Trump Is Launching A Commission To Investigate Widespread Voter Fraud Even Though There's No Evidence It Exists
Trump, who claimed with no evidence that voter fraud led to Hillary Clinton receiving more votes in the popular vote in the 2016 presidential election, is making a good on his promise to probe election practices.
President Trump issued an executive order on Thursday to investigate alleged voter fraud and suppression in US elections — months after he claimed, with zero evidence, that millions of people voted illegally in the 2016 election.
"The Commission will review policies and practices that enhance or undermine the American people's confidence in the integrity of Federal elections — including improper registrations, improper voting, fraudulent registrations, fraudulent voting, and voting suppression," a White House official said.
Vice President Mike Pence and Kansas Secretary of State Kris Kobach will be named chair and vice chair of the commission.
A spokesman for Pence said in an email that besides Pence and Kobach, five additional members will be announced on Thursday. The list includes two Democrats: New Hampshire Secretary of State Bill Gardner and Maine Secretary of State Matthew Dunlap. Gardner and Dunlap did not immediately return requests for comment on Thursday.
The three Republicans to be named to the commission are Indiana Secretary of State Connie Lawson; Christy McCormick, a member of the federal Election Assistance Commission; and Ken Blackwell, a former Ohio secretary of state who is now a senior fellow at the Family Research Council. Lawson and Blackwell did not immediately return a request for comment; a representative of the Election Assistance Commission referred questions to the vice president's office.
According to the Pence spokesman, the full commission will be announced later.
Kobach's press secretary did not respond to an email asking for comment.
"The president is committed to the thorough review of voting issues in federal elections and that's exactly what this commission is tasked with doing," Deputy White House Press Secretary Sarah Huckabee Sanders said at Thursday's press briefing.Sanders said that the commission will provide the president with a report on their findings. "We expect the report will be complete by 2018," she said.
In the aftermath of the 2016 presidential election, Trump claimed — without evidence — that widespread voter fraud lead to Hillary Clinton receiving 3 million more popular votes than he did. Trump won the presidency via the Electoral College.
Days after his inauguration, Trump said in a series of tweets that he planned to launch a “major investigation” into voter fraud.
Kobach, one of Trump’s most strident defenders of the claim that rampant voter fraud exists, has been prosecuting cases in his home state of Kansas and has obtained nine convictions of voting fraud for this past election cycle. There are 1.8 million registered voters in Kansas.
Still, after achieving his ninth conviction last week, Kobach said, “This conviction demonstrates once again how prevalent the crime of double voting is.

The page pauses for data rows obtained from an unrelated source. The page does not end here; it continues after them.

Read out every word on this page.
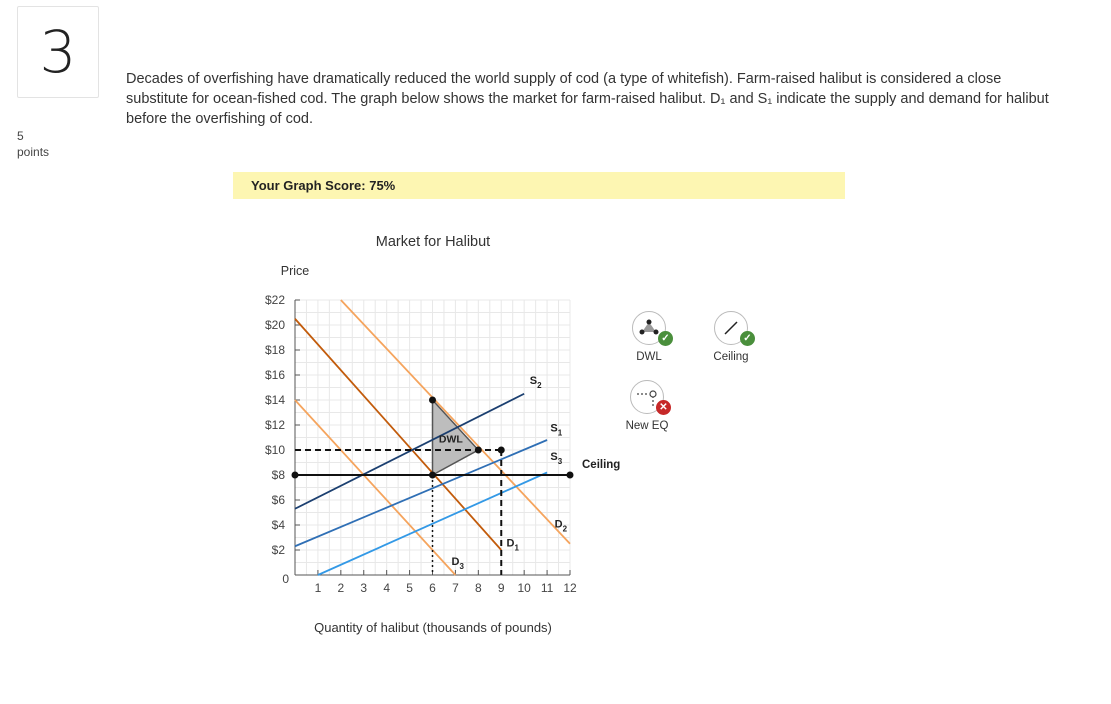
3
5
points
Decades of overfishing have dramatically reduced the world supply of cod (a type of whitefish). Farm-raised halibut is considered a close substitute for ocean-fished cod. The graph below shows the market for farm-raised halibut. D₁ and S₁ indicate the supply and demand for halibut before the overfishing of cod.
Your Graph Score: 75%
1 2 3 4 5 6 7 8 9 10 11 12
$2
$4
$6
$8
$10
$12
$14
$16
$18
$20
$22
0
Market for Halibut
Price
Quantity of halibut (thousands of pounds)
$D_1$
$D_2$
$D_3$
$S_1$
$S_2$
$S_3$ Ceiling
DWL
✓
DWL
✓
Ceiling
✕
New EQ
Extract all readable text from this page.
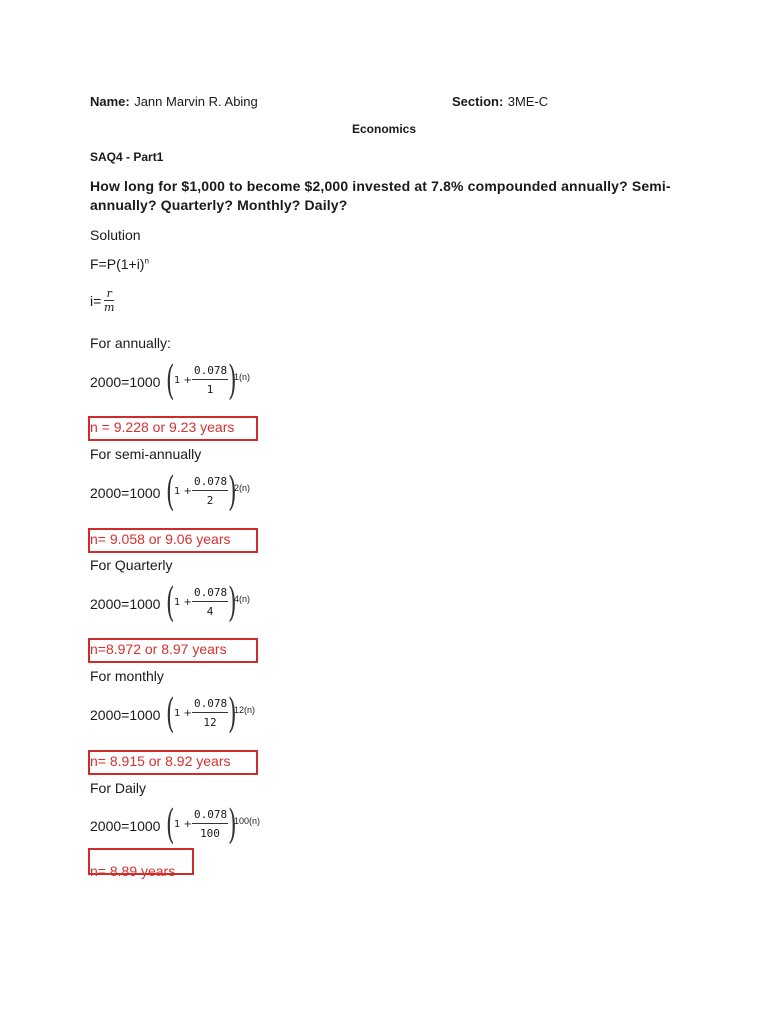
Name: Jann Marvin R. Abing	Section: 3ME-C
Economics
SAQ4 - Part1
How long for $1,000 to become $2,000 invested at 7.8% compounded annually? Semi-annually? Quarterly? Monthly? Daily?
Solution
$F=P(1+i)^n$
$i= \frac{r}{m}$
For annually:
2000=1000 ( $1 + \frac{0.078}{1}$ )
1(n)
n = 9.228 or 9.23 years
For semi-annually
2000=1000 ( $1 + \frac{0.078}{2}$ )
2(n)
n= 9.058 or 9.06 years
For Quarterly
2000=1000 ( $1 + \frac{0.078}{4}$ )
4(n)
n=8.972 or 8.97 years
For monthly
2000=1000 ( $1 + \frac{0.078}{12}$ )
12(n)
n= 8.915 or 8.92 years
For Daily
2000=1000 ( $1 + \frac{0.078}{100}$ )
100(n)
n= 8.89 years
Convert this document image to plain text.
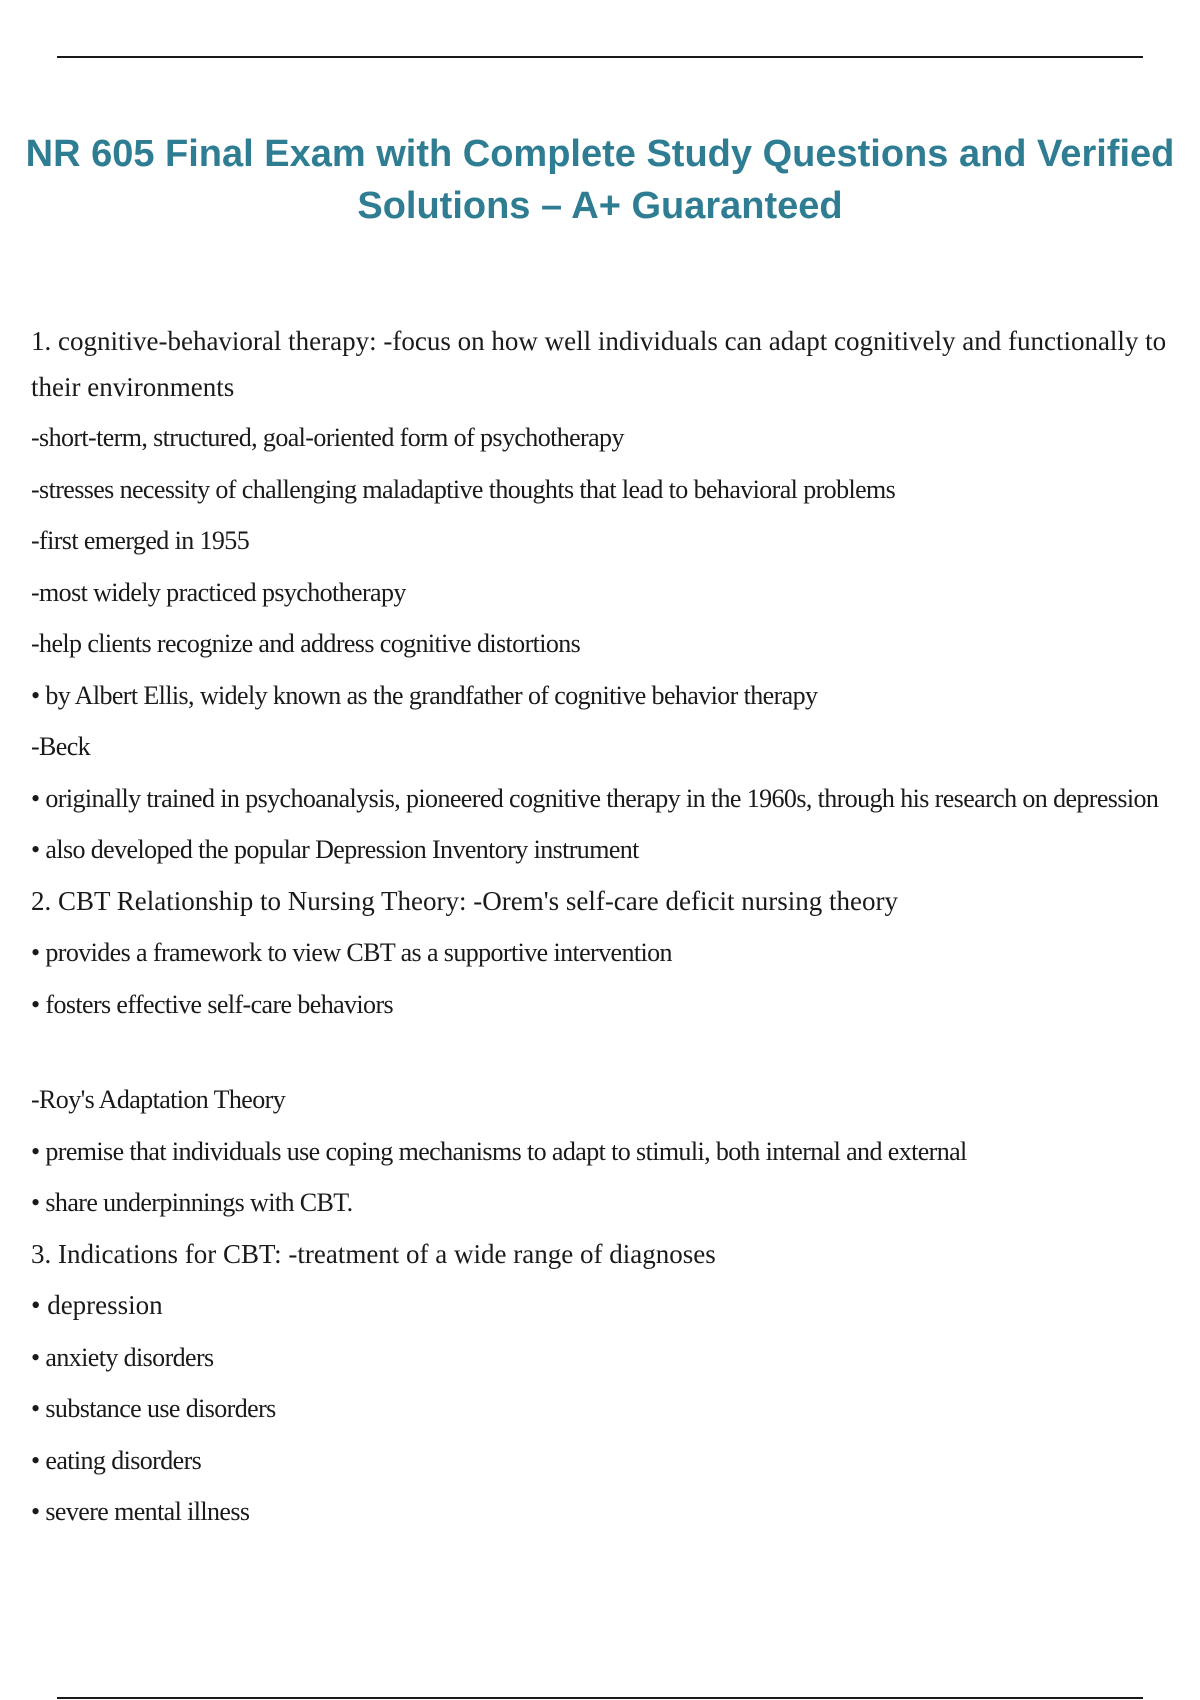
NR 605 Final Exam with Complete Study Questions and Verified
Solutions – A+ Guaranteed

1. cognitive-behavioral therapy: -focus on how well individuals can adapt cognitively and functionally to their environments

-short-term, structured, goal-oriented form of psychotherapy

-stresses necessity of challenging maladaptive thoughts that lead to behavioral problems

-first emerged in 1955

-most widely practiced psychotherapy

-help clients recognize and address cognitive distortions

• by Albert Ellis, widely known as the grandfather of cognitive behavior therapy

-Beck

• originally trained in psychoanalysis, pioneered cognitive therapy in the 1960s, through his research on depression

• also developed the popular Depression Inventory instrument

2. CBT Relationship to Nursing Theory: -Orem's self-care deficit nursing theory

• provides a framework to view CBT as a supportive intervention

• fosters effective self-care behaviors

-Roy's Adaptation Theory

• premise that individuals use coping mechanisms to adapt to stimuli, both internal and external

• share underpinnings with CBT.

3. Indications for CBT: -treatment of a wide range of diagnoses

• depression

• anxiety disorders

• substance use disorders

• eating disorders

• severe mental illness
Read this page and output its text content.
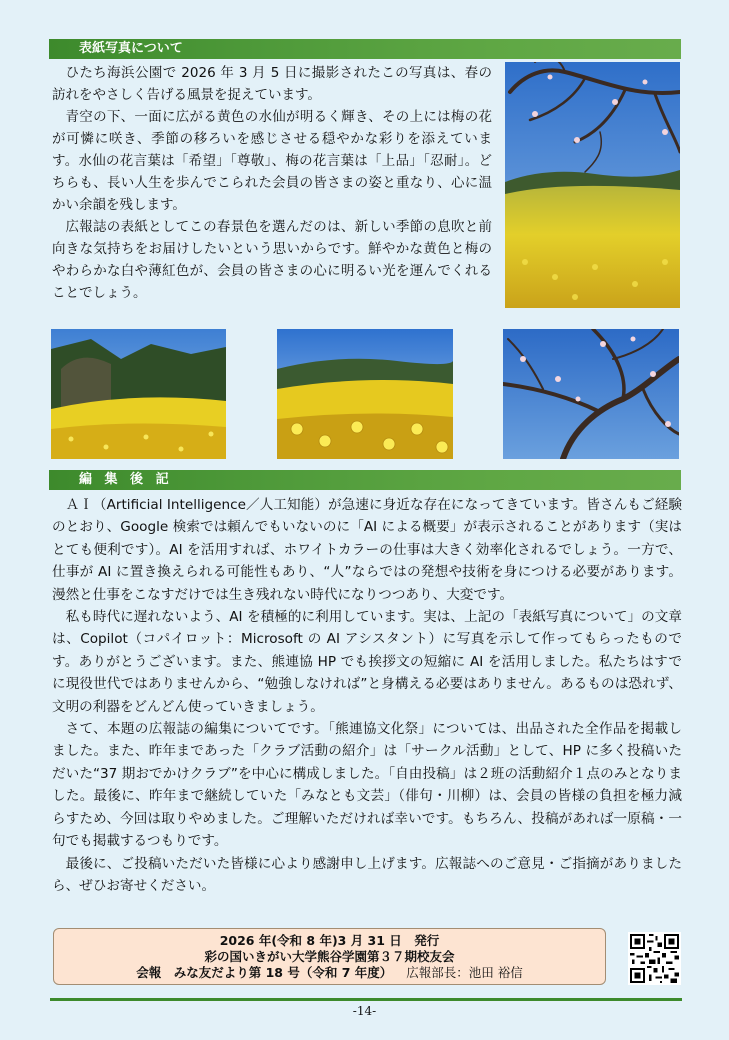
表紙写真について

ひたち海浜公園で 2026 年 3 月 5 日に撮影されたこの写真は、春の訪れをやさしく告げる風景を捉えています。

青空の下、一面に広がる黄色の水仙が明るく輝き、その上には梅の花が可憐に咲き、季節の移ろいを感じさせる穏やかな彩りを添えています。水仙の花言葉は「希望」「尊敬」、梅の花言葉は「上品」「忍耐」。どちらも、長い人生を歩んでこられた会員の皆さまの姿と重なり、心に温かい余韻を残します。

広報誌の表紙としてこの春景色を選んだのは、新しい季節の息吹と前向きな気持ちをお届けしたいという思いからです。鮮やかな黄色と梅のやわらかな白や薄紅色が、会員の皆さまの心に明るい光を運んでくれることでしょう。

編 集 後 記

ＡＩ（Artificial Intelligence／人工知能）が急速に身近な存在になってきています。皆さんもご経験のとおり、Google 検索では頼んでもいないのに「AI による概要」が表示されることがあります（実はとても便利です）。AI を活用すれば、ホワイトカラーの仕事は大きく効率化されるでしょう。一方で、仕事が AI に置き換えられる可能性もあり、“人”ならではの発想や技術を身につける必要があります。漫然と仕事をこなすだけでは生き残れない時代になりつつあり、大変です。

私も時代に遅れないよう、AI を積極的に利用しています。実は、上記の「表紙写真について」の文章は、Copilot（コパイロット：Microsoft の AI アシスタント）に写真を示して作ってもらったものです。ありがとうございます。また、熊連協 HP でも挨拶文の短縮に AI を活用しました。私たちはすでに現役世代ではありませんから、“勉強しなければ”と身構える必要はありません。あるものは恐れず、文明の利器をどんどん使っていきましょう。

さて、本題の広報誌の編集についてです。「熊連協文化祭」については、出品された全作品を掲載しました。また、昨年まであった「クラブ活動の紹介」は「サークル活動」として、HP に多く投稿いただいた“37 期おでかけクラブ”を中心に構成しました。「自由投稿」は２班の活動紹介１点のみとなりました。最後に、昨年まで継続していた「みなとも文芸」（俳句・川柳）は、会員の皆様の負担を極力減らすため、今回は取りやめました。ご理解いただければ幸いです。もちろん、投稿があれば一原稿・一句でも掲載するつもりです。

最後に、ご投稿いただいた皆様に心より感謝申し上げます。広報誌へのご意見・ご指摘がありましたら、ぜひお寄せください。

2026 年(令和 8 年)3 月 31 日　発行
彩の国いきがい大学熊谷学園第３７期校友会
会報　みな友だより第 18 号（令和 7 年度） 広報部長：池田 裕信
-14-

In Kansas, we are making it clear that people who willfully vote twice will be prosecuted.”
The Kansas City Star has criticized Kobach for wasting the state's taxpayer money on the issue, and mocked him in an editorial: “Keep this up, sir, and you may yet prove that of the 1.8 million registered voters in the state, the number of those who have perpetrated this crime is in the double digits.”
The New York Attorney General Eric Schneiderman, who wrote a letter to Congress earlier this year to report that his office did not find "one single substantiated claim of voter fraud in New York last year," pushed back on the need for the commission.
"No matter how many times President Trump claims otherwise, voter fraud is an imaginary problem," Schneiderman said in a statement.
Fearing that such a commission could lead to greater voter suppression, the American Civil Liberties Union responded to the announcement by urging professional election officials, elected officials, and other stakeholders to refuse to participate "in what will be a pretext for disenfranchising Americans."
“As President Trump’s own lawyers have said, ‘All available evidence suggests that the 2016 general election was not tainted by fraud or mistake,'" Dale Ho, director of the ACLU’s Voting Rights Project, said in a statement. "Signing a piece of paper will not make Trump’s false statements about voter fraud true."
"This commission, to be co-led by King of Voter Suppression Kris Kobach, is a sham," Ho added.